Case Presentation: A 28-year-old gentleman with history of paroxysmal atrial fibrillation s/p pulmonary vein isolation presented with 2 days of dizziness. Patient described the dizziness as a lightheaded sensation accompanied by palpitations. He had experienced a similar sensation with prior episodes of atrial fibrillation, though he had not had an episode of atrial fibrillation since his ablation in March 2015.
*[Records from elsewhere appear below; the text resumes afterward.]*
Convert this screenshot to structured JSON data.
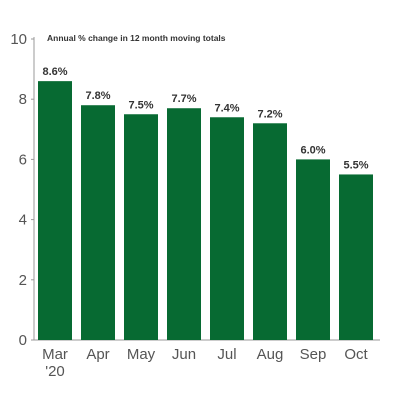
{
  "chart_data": {
    "type": "bar",
    "subtitle": "Annual % change in 12 month moving totals",
    "categories": [
      "Mar\n'20",
      "Apr",
      "May",
      "Jun",
      "Jul",
      "Aug",
      "Sep",
      "Oct"
    ],
    "values": [
      8.6,
      7.8,
      7.5,
      7.7,
      7.4,
      7.2,
      6.0,
      5.5
    ],
    "data_labels": [
      "8.6%",
      "7.8%",
      "7.5%",
      "7.7%",
      "7.4%",
      "7.2%",
      "6.0%",
      "5.5%"
    ],
    "ylim": [
      0,
      10
    ],
    "yticks": [
      0,
      2,
      4,
      6,
      8,
      10
    ],
    "grid": false,
    "bar_color": "#076a32",
    "axis_color": "#999999"
  }
}
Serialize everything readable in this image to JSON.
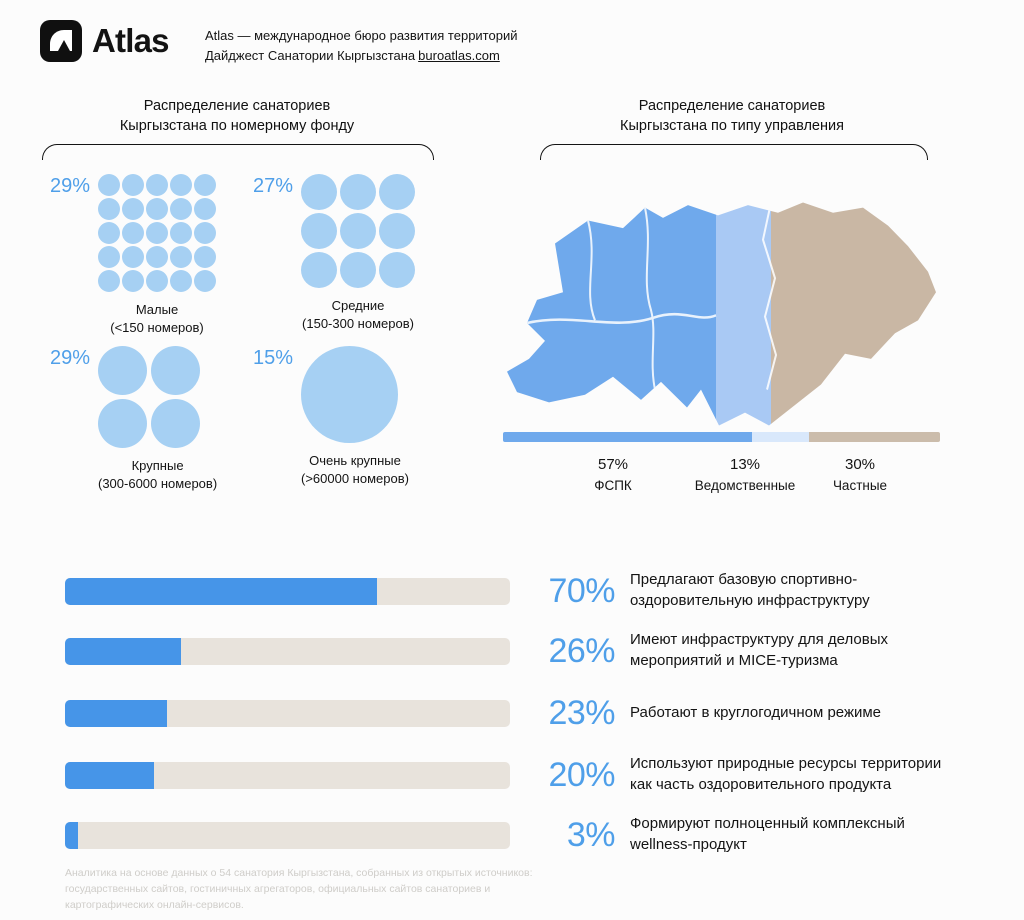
{
  "page": {
    "background": "#fcfcfc",
    "accent_blue": "#4f9fe9",
    "circle_blue": "#a6d0f3",
    "bar_blue": "#4695e8",
    "bar_track": "#e8e3dc"
  },
  "header": {
    "logo": "Atlas",
    "line1": "Atlas — международное бюро развития территорий",
    "line2": "Дайджест Санатории Кыргызстана",
    "link": "buroatlas.com"
  },
  "rooms": {
    "title1": "Распределение санаториев",
    "title2": "Кыргызстана по номерному фонду",
    "groups": [
      {
        "pct": "29%",
        "value": 29,
        "grid": 5,
        "name": "Малые",
        "range": "(<150 номеров)"
      },
      {
        "pct": "27%",
        "value": 27,
        "grid": 3,
        "name": "Средние",
        "range": "(150-300 номеров)"
      },
      {
        "pct": "29%",
        "value": 29,
        "grid": 2,
        "name": "Крупные",
        "range": "(300-6000 номеров)"
      },
      {
        "pct": "15%",
        "value": 15,
        "grid": 1,
        "name": "Очень крупные",
        "range": "(>60000 номеров)"
      }
    ]
  },
  "management": {
    "title1": "Распределение санаториев",
    "title2": "Кыргызстана по типу управления",
    "segments": [
      {
        "pct": "57%",
        "value": 57,
        "label": "ФСПК",
        "color": "#6fa9ec"
      },
      {
        "pct": "13%",
        "value": 13,
        "label": "Ведомственные",
        "color": "#d9e8fb"
      },
      {
        "pct": "30%",
        "value": 30,
        "label": "Частные",
        "color": "#cbbcab"
      }
    ]
  },
  "features": {
    "bars": [
      {
        "pct": "70%",
        "value": 70,
        "desc": "Предлагают базовую спортивно-оздоровительную инфраструктуру"
      },
      {
        "pct": "26%",
        "value": 26,
        "desc": "Имеют инфраструктуру для деловых мероприятий и MICE-туризма"
      },
      {
        "pct": "23%",
        "value": 23,
        "desc": "Работают в круглогодичном режиме"
      },
      {
        "pct": "20%",
        "value": 20,
        "desc": "Используют природные ресурсы территории как часть оздоровительного продукта"
      },
      {
        "pct": "3%",
        "value": 3,
        "desc": "Формируют полноценный комплексный wellness-продукт"
      }
    ]
  },
  "footer": "Аналитика на основе данных о 54 санатория Кыргызстана, собранных из открытых источников: государственных сайтов, гостиничных агрегаторов, официальных сайтов санаториев и картографических онлайн-сервисов.",
  "chart_data": [
    {
      "type": "pie",
      "title": "Распределение санаториев Кыргызстана по номерному фонду",
      "categories": [
        "Малые (<150 номеров)",
        "Средние (150-300 номеров)",
        "Крупные (300-6000 номеров)",
        "Очень крупные (>60000 номеров)"
      ],
      "values": [
        29,
        27,
        29,
        15
      ]
    },
    {
      "type": "pie",
      "title": "Распределение санаториев Кыргызстана по типу управления",
      "categories": [
        "ФСПК",
        "Ведомственные",
        "Частные"
      ],
      "values": [
        57,
        13,
        30
      ]
    },
    {
      "type": "bar",
      "title": "",
      "categories": [
        "Предлагают базовую спортивно-оздоровительную инфраструктуру",
        "Имеют инфраструктуру для деловых мероприятий и MICE-туризма",
        "Работают в круглогодичном режиме",
        "Используют природные ресурсы территории как часть оздоровительного продукта",
        "Формируют полноценный комплексный wellness-продукт"
      ],
      "values": [
        70,
        26,
        23,
        20,
        3
      ],
      "xlim": [
        0,
        100
      ]
    }
  ]
}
ECG (electrocardiogram) confirmed the recurrence of atrial fibrillation with rapid ventricular rate. He was initially managed with a continuous diltiazem infusion, which achieved adequate rate control. An attempt to reestablish rhythm control was made. Patient was previously intolerant of sotalol due to fatigue and he had a recurrence of atrial fibrillation while on amiodarone. Thus, patient was placed on flecainide. He was monitored with serial ECG’s after each dose. He converted to normal sinus rhythm after the 1st dose, but after the 3rd dose was administered, ECG revealed a type I Brugada pattern. Flecainide was stopped and these ECG changes resolved.
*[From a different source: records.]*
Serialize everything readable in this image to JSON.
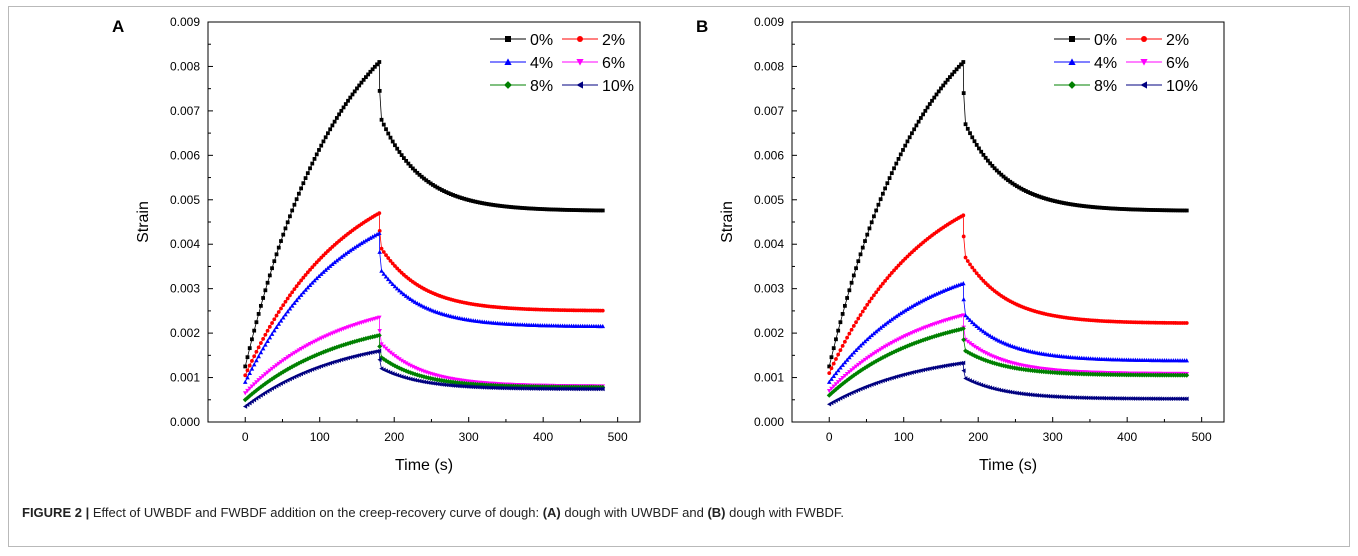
{
  "caption": {
    "label": "FIGURE 2 |",
    "part1": " Effect of UWBDF and FWBDF addition on the creep-recovery curve of dough: ",
    "a": "(A)",
    "part2": " dough with UWBDF and ",
    "b": "(B)",
    "part3": " dough with FWBDF."
  },
  "chart_data": [
    {
      "panel": "A",
      "type": "scatter",
      "xlabel": "Time (s)",
      "ylabel": "Strain",
      "xlim": [
        -50,
        530
      ],
      "ylim": [
        0,
        0.009
      ],
      "xticks": [
        "0",
        "100",
        "200",
        "300",
        "400",
        "500"
      ],
      "yticks": [
        "0.000",
        "0.001",
        "0.002",
        "0.003",
        "0.004",
        "0.005",
        "0.006",
        "0.007",
        "0.008",
        "0.009"
      ],
      "legend_position": "top-right",
      "creep_end_time": 180,
      "end_time": 480,
      "series": [
        {
          "name": "0%",
          "color": "#000000",
          "marker": "square",
          "start": 0.00125,
          "peak": 0.0081,
          "recovery_start": 0.0068,
          "final": 0.00475
        },
        {
          "name": "2%",
          "color": "#ff0000",
          "marker": "circle",
          "start": 0.00105,
          "peak": 0.0047,
          "recovery_start": 0.0039,
          "final": 0.0025
        },
        {
          "name": "4%",
          "color": "#0000ff",
          "marker": "triangle-up",
          "start": 0.0009,
          "peak": 0.00425,
          "recovery_start": 0.0034,
          "final": 0.00215
        },
        {
          "name": "6%",
          "color": "#ff00ff",
          "marker": "triangle-down",
          "start": 0.00065,
          "peak": 0.00235,
          "recovery_start": 0.00175,
          "final": 0.0008
        },
        {
          "name": "8%",
          "color": "#008000",
          "marker": "diamond",
          "start": 0.0005,
          "peak": 0.00195,
          "recovery_start": 0.00145,
          "final": 0.00078
        },
        {
          "name": "10%",
          "color": "#000080",
          "marker": "triangle-left",
          "start": 0.00035,
          "peak": 0.0016,
          "recovery_start": 0.0012,
          "final": 0.00074
        }
      ]
    },
    {
      "panel": "B",
      "type": "scatter",
      "xlabel": "Time (s)",
      "ylabel": "Strain",
      "xlim": [
        -50,
        530
      ],
      "ylim": [
        0,
        0.009
      ],
      "xticks": [
        "0",
        "100",
        "200",
        "300",
        "400",
        "500"
      ],
      "yticks": [
        "0.000",
        "0.001",
        "0.002",
        "0.003",
        "0.004",
        "0.005",
        "0.006",
        "0.007",
        "0.008",
        "0.009"
      ],
      "legend_position": "top-right",
      "creep_end_time": 180,
      "end_time": 480,
      "series": [
        {
          "name": "0%",
          "color": "#000000",
          "marker": "square",
          "start": 0.00125,
          "peak": 0.0081,
          "recovery_start": 0.0067,
          "final": 0.00475
        },
        {
          "name": "2%",
          "color": "#ff0000",
          "marker": "circle",
          "start": 0.0011,
          "peak": 0.00465,
          "recovery_start": 0.0037,
          "final": 0.00222
        },
        {
          "name": "4%",
          "color": "#0000ff",
          "marker": "triangle-up",
          "start": 0.0009,
          "peak": 0.00312,
          "recovery_start": 0.0024,
          "final": 0.00138
        },
        {
          "name": "6%",
          "color": "#ff00ff",
          "marker": "triangle-down",
          "start": 0.0007,
          "peak": 0.0024,
          "recovery_start": 0.00185,
          "final": 0.00108
        },
        {
          "name": "8%",
          "color": "#008000",
          "marker": "diamond",
          "start": 0.0006,
          "peak": 0.0021,
          "recovery_start": 0.0016,
          "final": 0.00105
        },
        {
          "name": "10%",
          "color": "#000080",
          "marker": "triangle-left",
          "start": 0.0004,
          "peak": 0.00133,
          "recovery_start": 0.00098,
          "final": 0.00052
        }
      ]
    }
  ]
}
Patient was started on dofetilide instead and he tolerated it without issue.
Discussion: Antiarrhythmic medications can produce a paradoxical response and induce arrhythmias or pro-arrhythmic states.
Flecainide is a class IC antiarrhythmic used for treatment of supraventricular tachycardias including atrial fibrillation. It acts by slowing sodium channels. It prolongs PR and QRS intervals, and rarely QT intervals.
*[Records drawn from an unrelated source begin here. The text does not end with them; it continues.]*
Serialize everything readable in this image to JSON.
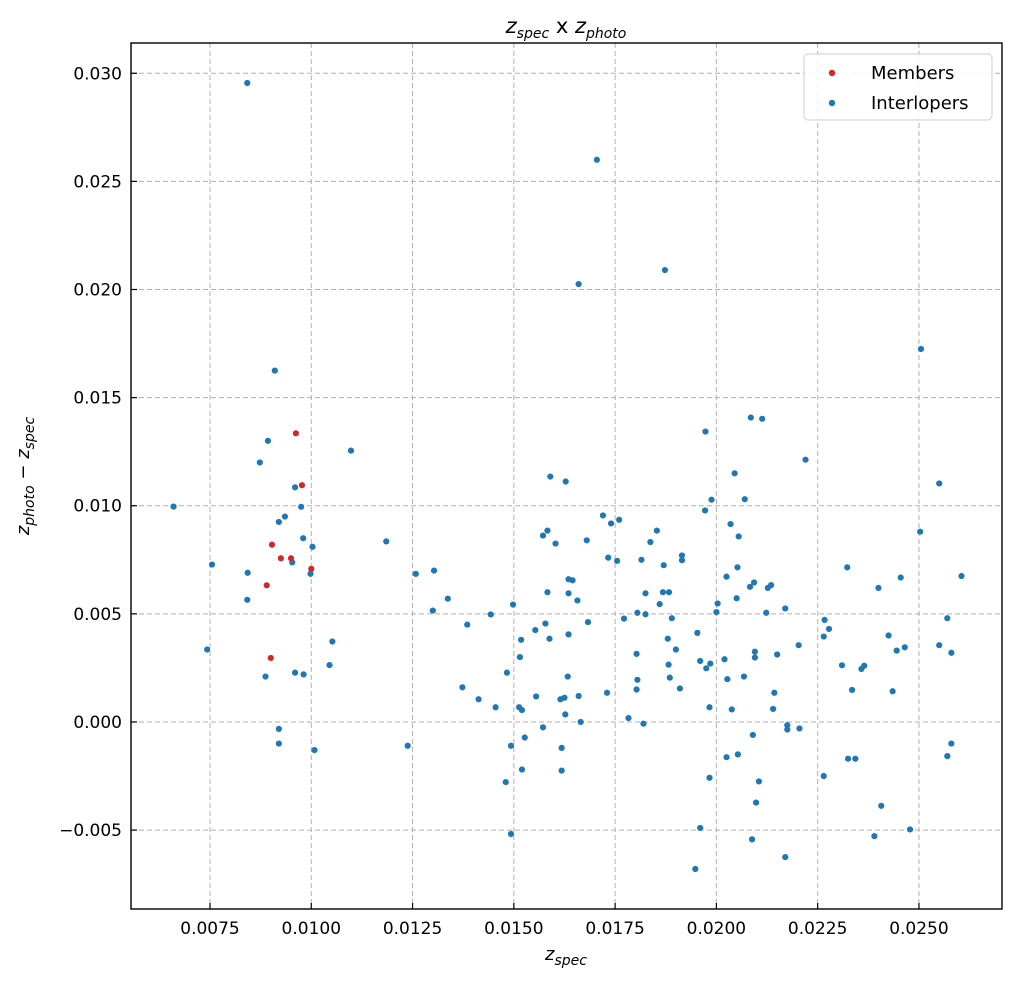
{
  "chart_data": {
    "type": "scatter",
    "title": {
      "base": "z",
      "sub": "spec",
      "mid": " x ",
      "base2": "z",
      "sub2": "photo"
    },
    "xlabel": {
      "base": "z",
      "sub": "spec"
    },
    "ylabel": {
      "base": "z",
      "sub": "photo",
      "mid": " − ",
      "base2": "z",
      "sub2": "spec"
    },
    "xlim": [
      0.00555,
      0.02705
    ],
    "ylim": [
      -0.00865,
      0.0314
    ],
    "xticks": [
      "0.0075",
      "0.0100",
      "0.0125",
      "0.0150",
      "0.0175",
      "0.0200",
      "0.0225",
      "0.0250"
    ],
    "xtick_values": [
      0.0075,
      0.01,
      0.0125,
      0.015,
      0.0175,
      0.02,
      0.0225,
      0.025
    ],
    "yticks": [
      "−0.005",
      "0.000",
      "0.005",
      "0.010",
      "0.015",
      "0.020",
      "0.025",
      "0.030"
    ],
    "ytick_values": [
      -0.005,
      0.0,
      0.005,
      0.01,
      0.015,
      0.02,
      0.025,
      0.03
    ],
    "grid": true,
    "legend_position": "top-right",
    "series": [
      {
        "name": "Members",
        "color": "#d62728",
        "points": [
          [
            0.00962,
            0.01335
          ],
          [
            0.00977,
            0.01095
          ],
          [
            0.00903,
            0.0082
          ],
          [
            0.00925,
            0.00757
          ],
          [
            0.0095,
            0.00757
          ],
          [
            0.01,
            0.00708
          ],
          [
            0.0089,
            0.00632
          ],
          [
            0.009,
            0.00296
          ]
        ]
      },
      {
        "name": "Interlopers",
        "color": "#1f77b4",
        "points": [
          [
            0.00842,
            0.02955
          ],
          [
            0.0091,
            0.01625
          ],
          [
            0.00893,
            0.013
          ],
          [
            0.00873,
            0.012
          ],
          [
            0.0066,
            0.00996
          ],
          [
            0.0096,
            0.01085
          ],
          [
            0.00975,
            0.00995
          ],
          [
            0.00935,
            0.0095
          ],
          [
            0.0092,
            0.00925
          ],
          [
            0.0098,
            0.0085
          ],
          [
            0.01003,
            0.0081
          ],
          [
            0.00953,
            0.00738
          ],
          [
            0.00998,
            0.00685
          ],
          [
            0.00755,
            0.00728
          ],
          [
            0.00843,
            0.0069
          ],
          [
            0.00842,
            0.00565
          ],
          [
            0.00743,
            0.00335
          ],
          [
            0.01052,
            0.00372
          ],
          [
            0.01045,
            0.00263
          ],
          [
            0.0096,
            0.00228
          ],
          [
            0.00981,
            0.0022
          ],
          [
            0.00887,
            0.0021
          ],
          [
            0.0092,
            -0.00032
          ],
          [
            0.0092,
            -0.001
          ],
          [
            0.01008,
            -0.0013
          ],
          [
            0.01098,
            0.01255
          ],
          [
            0.01185,
            0.00835
          ],
          [
            0.01258,
            0.00685
          ],
          [
            0.01303,
            0.007
          ],
          [
            0.013,
            0.00515
          ],
          [
            0.01337,
            0.0057
          ],
          [
            0.01385,
            0.0045
          ],
          [
            0.01373,
            0.0016
          ],
          [
            0.01413,
            0.00105
          ],
          [
            0.01238,
            -0.0011
          ],
          [
            0.01443,
            0.00497
          ],
          [
            0.01455,
            0.00068
          ],
          [
            0.01483,
            0.00228
          ],
          [
            0.01498,
            0.00543
          ],
          [
            0.01518,
            0.0038
          ],
          [
            0.01515,
            0.003
          ],
          [
            0.01513,
            0.00068
          ],
          [
            0.0152,
            0.00055
          ],
          [
            0.01527,
            -0.00072
          ],
          [
            0.01493,
            -0.0011
          ],
          [
            0.0152,
            -0.0022
          ],
          [
            0.0148,
            -0.00278
          ],
          [
            0.01493,
            -0.00518
          ],
          [
            0.01553,
            0.00425
          ],
          [
            0.01555,
            0.00118
          ],
          [
            0.01572,
            0.00862
          ],
          [
            0.01583,
            0.00885
          ],
          [
            0.01578,
            0.00455
          ],
          [
            0.01583,
            0.006
          ],
          [
            0.01588,
            0.00385
          ],
          [
            0.01572,
            -0.00025
          ],
          [
            0.0159,
            0.01135
          ],
          [
            0.01603,
            0.00825
          ],
          [
            0.01628,
            0.01112
          ],
          [
            0.01635,
            0.0066
          ],
          [
            0.01645,
            0.00655
          ],
          [
            0.01635,
            0.00595
          ],
          [
            0.01657,
            0.00562
          ],
          [
            0.01635,
            0.00405
          ],
          [
            0.01615,
            0.00105
          ],
          [
            0.01625,
            0.00112
          ],
          [
            0.01633,
            0.0021
          ],
          [
            0.01627,
            0.00035
          ],
          [
            0.01618,
            -0.0012
          ],
          [
            0.01618,
            -0.00225
          ],
          [
            0.0166,
            0.0012
          ],
          [
            0.01665,
            0.0
          ],
          [
            0.0166,
            0.02025
          ],
          [
            0.0168,
            0.0084
          ],
          [
            0.01683,
            0.00462
          ],
          [
            0.01705,
            0.026
          ],
          [
            0.0172,
            0.00955
          ],
          [
            0.0174,
            0.00918
          ],
          [
            0.0176,
            0.00935
          ],
          [
            0.01733,
            0.0076
          ],
          [
            0.01755,
            0.00745
          ],
          [
            0.0173,
            0.00135
          ],
          [
            0.01772,
            0.00478
          ],
          [
            0.01783,
            0.00018
          ],
          [
            0.01803,
            0.00315
          ],
          [
            0.01805,
            0.00505
          ],
          [
            0.01805,
            0.00195
          ],
          [
            0.01803,
            0.0015
          ],
          [
            0.01815,
            0.0075
          ],
          [
            0.0182,
            -8e-05
          ],
          [
            0.01825,
            0.00595
          ],
          [
            0.01825,
            0.00498
          ],
          [
            0.01837,
            0.00832
          ],
          [
            0.01853,
            0.00885
          ],
          [
            0.0186,
            0.00545
          ],
          [
            0.0187,
            0.00725
          ],
          [
            0.01868,
            0.006
          ],
          [
            0.01883,
            0.006
          ],
          [
            0.0189,
            0.0048
          ],
          [
            0.0188,
            0.00385
          ],
          [
            0.01882,
            0.00265
          ],
          [
            0.01885,
            0.00205
          ],
          [
            0.019,
            0.00335
          ],
          [
            0.0191,
            0.00155
          ],
          [
            0.01915,
            0.0077
          ],
          [
            0.01915,
            0.00748
          ],
          [
            0.01873,
            0.0209
          ],
          [
            0.01953,
            0.00412
          ],
          [
            0.0196,
            0.00282
          ],
          [
            0.01975,
            0.00248
          ],
          [
            0.01985,
            0.0027
          ],
          [
            0.01983,
            0.00068
          ],
          [
            0.01983,
            -0.00258
          ],
          [
            0.0196,
            -0.0049
          ],
          [
            0.01948,
            -0.0068
          ],
          [
            0.01973,
            0.01343
          ],
          [
            0.01972,
            0.00978
          ],
          [
            0.01988,
            0.01028
          ],
          [
            0.02,
            0.00508
          ],
          [
            0.02003,
            0.00548
          ],
          [
            0.0202,
            0.0029
          ],
          [
            0.02027,
            0.00198
          ],
          [
            0.02025,
            0.00672
          ],
          [
            0.02035,
            0.00915
          ],
          [
            0.02045,
            0.0115
          ],
          [
            0.02052,
            0.00715
          ],
          [
            0.02055,
            0.00858
          ],
          [
            0.0205,
            0.00572
          ],
          [
            0.02038,
            0.00058
          ],
          [
            0.02025,
            -0.00163
          ],
          [
            0.02053,
            -0.0015
          ],
          [
            0.0207,
            0.0103
          ],
          [
            0.02068,
            0.0021
          ],
          [
            0.02083,
            0.00625
          ],
          [
            0.02093,
            0.00645
          ],
          [
            0.02095,
            0.00325
          ],
          [
            0.02095,
            0.00298
          ],
          [
            0.0209,
            -0.0006
          ],
          [
            0.02098,
            -0.00373
          ],
          [
            0.02105,
            -0.00275
          ],
          [
            0.02088,
            -0.00543
          ],
          [
            0.02085,
            0.01408
          ],
          [
            0.02113,
            0.01402
          ],
          [
            0.02123,
            0.00505
          ],
          [
            0.02127,
            0.0062
          ],
          [
            0.02135,
            0.00633
          ],
          [
            0.02143,
            0.00135
          ],
          [
            0.0214,
            0.0006
          ],
          [
            0.0215,
            0.00312
          ],
          [
            0.0217,
            0.00525
          ],
          [
            0.02175,
            -0.00015
          ],
          [
            0.02175,
            -0.00035
          ],
          [
            0.0217,
            -0.00625
          ],
          [
            0.02203,
            0.00355
          ],
          [
            0.02205,
            -0.0003
          ],
          [
            0.0222,
            0.01213
          ],
          [
            0.02267,
            0.00472
          ],
          [
            0.02265,
            0.00395
          ],
          [
            0.02278,
            0.0043
          ],
          [
            0.02265,
            -0.0025
          ],
          [
            0.0231,
            0.00262
          ],
          [
            0.02323,
            0.00715
          ],
          [
            0.02325,
            -0.0017
          ],
          [
            0.02335,
            0.00148
          ],
          [
            0.02343,
            -0.0017
          ],
          [
            0.02358,
            0.00245
          ],
          [
            0.02365,
            0.0026
          ],
          [
            0.0239,
            -0.00528
          ],
          [
            0.024,
            0.0062
          ],
          [
            0.02407,
            -0.00388
          ],
          [
            0.02425,
            0.004
          ],
          [
            0.02435,
            0.00142
          ],
          [
            0.02445,
            0.0033
          ],
          [
            0.02455,
            0.00668
          ],
          [
            0.02465,
            0.00345
          ],
          [
            0.02478,
            -0.00497
          ],
          [
            0.02503,
            0.0088
          ],
          [
            0.02505,
            0.01725
          ],
          [
            0.0255,
            0.01103
          ],
          [
            0.0255,
            0.00355
          ],
          [
            0.0257,
            0.0048
          ],
          [
            0.0257,
            -0.00158
          ],
          [
            0.0258,
            0.0032
          ],
          [
            0.0258,
            -0.001
          ],
          [
            0.02605,
            0.00675
          ]
        ]
      }
    ]
  }
}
Flecainide is one of several drugs known to unmask an underlying Brugada pattern on ECG. Fever, hypothermia, ischemia, and electrolyte derangements can unmask it as well. Brugada syndrome is thought to occur due to mutations in sodium channels, particularly in the right ventricular outflow tract, that can potentially result in lethal ventricular tachyarrhythmias. ECG can often be suggestive of the presence of these sodium channel mutations, with characteristic changes visualized in the precordial leads (typically V1-V3), referred to as the Brugada pattern.
The Brugada pattern on ECG does not equate with Brugada syndrome, which requires both the presence of the Brugada pattern on ECG AND clinical criteria, which includes a personal history of sudden cardiac arrest or ventricular tachyarrhythmia, family history of sudden cardiac arrest before age 45, unexplained syncope suggestive of tachyarrhythmia, or nocturnal agonal respiration.
Conclusions: For this patient, no further treatment was indicated. He had a structurally normal heart and normal conduction based on a prior electrophysiology study. Brugada pattern alone is not an indication for primary prevention of sudden cardiac death with an implantable cardiac defibrillator. Patient was counseled on avoidance of medications can that provoke Brugada pattern and on avoidance of fever.
The recognition of Brugada pattern on ECG is a useful skill for hospitalists, as they frequently utilize medications and encounter clinical scenarios that unmask it.